BLACK FOREST, Colo. (KXRM) — A Colorado Parks and Wildlife officer helped a bear find its way back into the forest after it wedged itself underneath a family’s front porch on Sunday.
CPW posted the video on Twitter, and explained how CPW Officer Corey Adler “hazed” the bear after it ran out from underneath the porch, rather than tranquilizing and handling it, which would have resulted in the bear’s first “strike.”
In the video, Adler used paintballs and the noise of a Taser, as well as forceful footsteps on the porch to coax the bear out of its hiding place. Once the bear emerged, the officer then “hazed” it – scaring the bear into avoiding humans in the future.
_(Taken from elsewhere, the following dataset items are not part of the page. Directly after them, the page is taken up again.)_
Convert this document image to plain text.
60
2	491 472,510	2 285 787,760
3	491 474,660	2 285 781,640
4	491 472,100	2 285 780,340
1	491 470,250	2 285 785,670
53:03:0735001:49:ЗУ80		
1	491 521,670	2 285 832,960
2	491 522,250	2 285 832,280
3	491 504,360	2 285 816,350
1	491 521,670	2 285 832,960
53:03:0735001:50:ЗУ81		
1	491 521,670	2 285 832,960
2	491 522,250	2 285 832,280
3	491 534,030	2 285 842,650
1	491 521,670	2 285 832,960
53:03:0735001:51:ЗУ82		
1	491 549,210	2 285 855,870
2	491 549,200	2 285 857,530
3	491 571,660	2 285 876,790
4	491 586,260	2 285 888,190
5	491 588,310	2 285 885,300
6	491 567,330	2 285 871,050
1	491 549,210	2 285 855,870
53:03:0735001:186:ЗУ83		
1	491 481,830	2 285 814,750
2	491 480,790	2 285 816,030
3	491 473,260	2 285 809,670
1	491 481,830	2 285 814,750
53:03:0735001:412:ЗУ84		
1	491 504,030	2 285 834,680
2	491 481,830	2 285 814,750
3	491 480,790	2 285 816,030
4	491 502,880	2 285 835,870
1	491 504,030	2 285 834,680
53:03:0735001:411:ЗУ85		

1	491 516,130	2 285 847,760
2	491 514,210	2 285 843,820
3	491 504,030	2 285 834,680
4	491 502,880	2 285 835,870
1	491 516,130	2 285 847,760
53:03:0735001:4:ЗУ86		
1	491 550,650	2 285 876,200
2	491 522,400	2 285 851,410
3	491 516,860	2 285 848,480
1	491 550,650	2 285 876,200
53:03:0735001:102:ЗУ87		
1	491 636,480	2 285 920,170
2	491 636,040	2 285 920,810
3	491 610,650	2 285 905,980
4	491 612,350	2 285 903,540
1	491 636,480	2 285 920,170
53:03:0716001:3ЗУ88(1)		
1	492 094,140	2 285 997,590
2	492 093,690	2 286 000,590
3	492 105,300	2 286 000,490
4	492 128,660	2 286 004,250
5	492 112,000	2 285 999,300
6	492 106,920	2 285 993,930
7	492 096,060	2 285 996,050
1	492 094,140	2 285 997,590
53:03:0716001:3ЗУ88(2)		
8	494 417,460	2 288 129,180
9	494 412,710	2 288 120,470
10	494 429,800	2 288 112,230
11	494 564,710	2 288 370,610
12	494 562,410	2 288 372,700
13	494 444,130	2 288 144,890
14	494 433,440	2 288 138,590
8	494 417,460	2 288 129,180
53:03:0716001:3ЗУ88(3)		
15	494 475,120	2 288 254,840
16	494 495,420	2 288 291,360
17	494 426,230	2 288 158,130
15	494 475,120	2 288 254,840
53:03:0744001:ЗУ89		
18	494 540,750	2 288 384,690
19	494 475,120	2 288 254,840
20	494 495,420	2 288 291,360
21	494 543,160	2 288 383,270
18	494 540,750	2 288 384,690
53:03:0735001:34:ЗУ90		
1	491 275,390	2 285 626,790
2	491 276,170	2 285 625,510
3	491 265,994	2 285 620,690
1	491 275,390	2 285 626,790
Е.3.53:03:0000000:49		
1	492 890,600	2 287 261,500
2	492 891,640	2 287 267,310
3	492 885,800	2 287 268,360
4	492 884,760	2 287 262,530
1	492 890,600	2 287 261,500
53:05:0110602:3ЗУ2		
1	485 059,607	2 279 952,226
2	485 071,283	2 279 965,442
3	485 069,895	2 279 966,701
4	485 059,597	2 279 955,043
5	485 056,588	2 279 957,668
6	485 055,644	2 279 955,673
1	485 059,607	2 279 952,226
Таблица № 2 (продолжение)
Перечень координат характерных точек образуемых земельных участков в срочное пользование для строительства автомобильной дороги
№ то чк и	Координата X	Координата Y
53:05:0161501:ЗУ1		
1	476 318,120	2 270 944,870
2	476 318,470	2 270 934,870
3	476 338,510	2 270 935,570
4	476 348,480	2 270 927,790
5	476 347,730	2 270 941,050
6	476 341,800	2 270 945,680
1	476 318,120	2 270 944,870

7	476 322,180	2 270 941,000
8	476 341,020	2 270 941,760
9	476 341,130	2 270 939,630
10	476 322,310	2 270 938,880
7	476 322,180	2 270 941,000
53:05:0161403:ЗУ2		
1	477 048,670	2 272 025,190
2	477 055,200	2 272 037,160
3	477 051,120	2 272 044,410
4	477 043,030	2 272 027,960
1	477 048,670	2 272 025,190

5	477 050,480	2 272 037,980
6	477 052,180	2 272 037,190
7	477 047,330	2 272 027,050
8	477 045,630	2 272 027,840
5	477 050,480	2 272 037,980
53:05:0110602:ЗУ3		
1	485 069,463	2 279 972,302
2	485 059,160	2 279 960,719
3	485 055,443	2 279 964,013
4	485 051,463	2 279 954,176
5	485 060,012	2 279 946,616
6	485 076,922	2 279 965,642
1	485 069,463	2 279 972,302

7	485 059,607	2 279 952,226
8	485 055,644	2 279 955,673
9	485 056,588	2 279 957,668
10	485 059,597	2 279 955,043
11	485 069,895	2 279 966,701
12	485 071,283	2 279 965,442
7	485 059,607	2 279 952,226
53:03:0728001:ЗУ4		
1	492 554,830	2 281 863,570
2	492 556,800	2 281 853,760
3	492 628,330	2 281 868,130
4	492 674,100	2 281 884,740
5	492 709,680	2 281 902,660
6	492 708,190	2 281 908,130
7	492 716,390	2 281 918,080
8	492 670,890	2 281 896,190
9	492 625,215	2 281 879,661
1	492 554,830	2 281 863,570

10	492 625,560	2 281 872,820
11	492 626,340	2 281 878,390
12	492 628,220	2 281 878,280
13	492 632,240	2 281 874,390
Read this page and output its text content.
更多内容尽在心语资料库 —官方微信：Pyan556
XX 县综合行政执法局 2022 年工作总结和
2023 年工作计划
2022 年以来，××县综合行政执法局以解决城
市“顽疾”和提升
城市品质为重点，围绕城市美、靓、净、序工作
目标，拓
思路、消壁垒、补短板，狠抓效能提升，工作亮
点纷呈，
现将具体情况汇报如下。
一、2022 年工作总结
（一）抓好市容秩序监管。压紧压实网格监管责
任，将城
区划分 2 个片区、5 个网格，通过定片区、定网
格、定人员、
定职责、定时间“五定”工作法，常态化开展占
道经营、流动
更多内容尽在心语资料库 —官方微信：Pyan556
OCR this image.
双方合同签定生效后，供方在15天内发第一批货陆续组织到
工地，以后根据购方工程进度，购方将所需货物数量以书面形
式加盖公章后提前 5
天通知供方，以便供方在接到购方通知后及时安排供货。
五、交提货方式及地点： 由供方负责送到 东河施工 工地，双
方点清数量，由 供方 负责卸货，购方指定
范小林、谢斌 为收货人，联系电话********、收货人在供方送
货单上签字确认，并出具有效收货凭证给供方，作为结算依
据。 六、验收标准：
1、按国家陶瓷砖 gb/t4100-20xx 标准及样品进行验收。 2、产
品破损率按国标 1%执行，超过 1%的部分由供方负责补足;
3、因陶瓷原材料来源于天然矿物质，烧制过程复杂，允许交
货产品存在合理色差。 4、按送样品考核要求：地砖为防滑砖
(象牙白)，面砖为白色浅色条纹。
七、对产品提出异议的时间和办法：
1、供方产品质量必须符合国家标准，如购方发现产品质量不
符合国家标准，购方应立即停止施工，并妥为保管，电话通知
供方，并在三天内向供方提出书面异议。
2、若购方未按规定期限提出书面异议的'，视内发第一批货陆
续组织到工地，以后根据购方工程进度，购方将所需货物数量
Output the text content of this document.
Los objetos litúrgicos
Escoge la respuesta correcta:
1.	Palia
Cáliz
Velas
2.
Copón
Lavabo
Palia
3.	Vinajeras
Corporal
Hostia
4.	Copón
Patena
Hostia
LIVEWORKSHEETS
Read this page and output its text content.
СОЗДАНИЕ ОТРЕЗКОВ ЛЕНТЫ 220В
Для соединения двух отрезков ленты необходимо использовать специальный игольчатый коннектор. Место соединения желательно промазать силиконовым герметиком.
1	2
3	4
“Our officer not only drove [the bear] away from the porch, he pursued it to haze it and restore its natural fear of humans,” CPW Public Information Officer Bill Vogrin said. “And he did the bear a big favor by not handling it. Had he tranquilized it and moved it, the bear would have been ear-tagged. That means, if it ever got in trouble again, it would be euthanized.”
Vogrin said the family originally reached out because they thought the bear was stuck underneath the porch, but instead the bear was simply hiding in the shade during the heat of the day. Vogrin said CPW’s concern comes when a bear gets too comfortable around people and starts to view them as a source of food.
“We want to avoid that scenario. So when we see a bear getting comfortable around humans, we intervene to restore that fear,” Vogrin said. “This neighborhood is surrounded by forest. The bear belongs in the forest, not cozy under a porch.”
Vogrin said if you see a bear on your own property, you can snap a photo from a safe distance, then scare it away.
“From the doorway of your home or a window, yell at the bear. Rattle pots and pans. We encourage use of ‘rattle cans’ — simply soda cans filled halfway with gravel. Toss them near a bear to scare them away,” Vogrin suggested.
CPW also encourages you to figure out what on your property is attracting bears and remedy it. Removing birdfeeders, greasy barbecue grills, pet food, and fruit from trees or gardens, as well as keeping your garage closed to prevent bears from entering and ransacking your garage refrigerator or other food storage containers.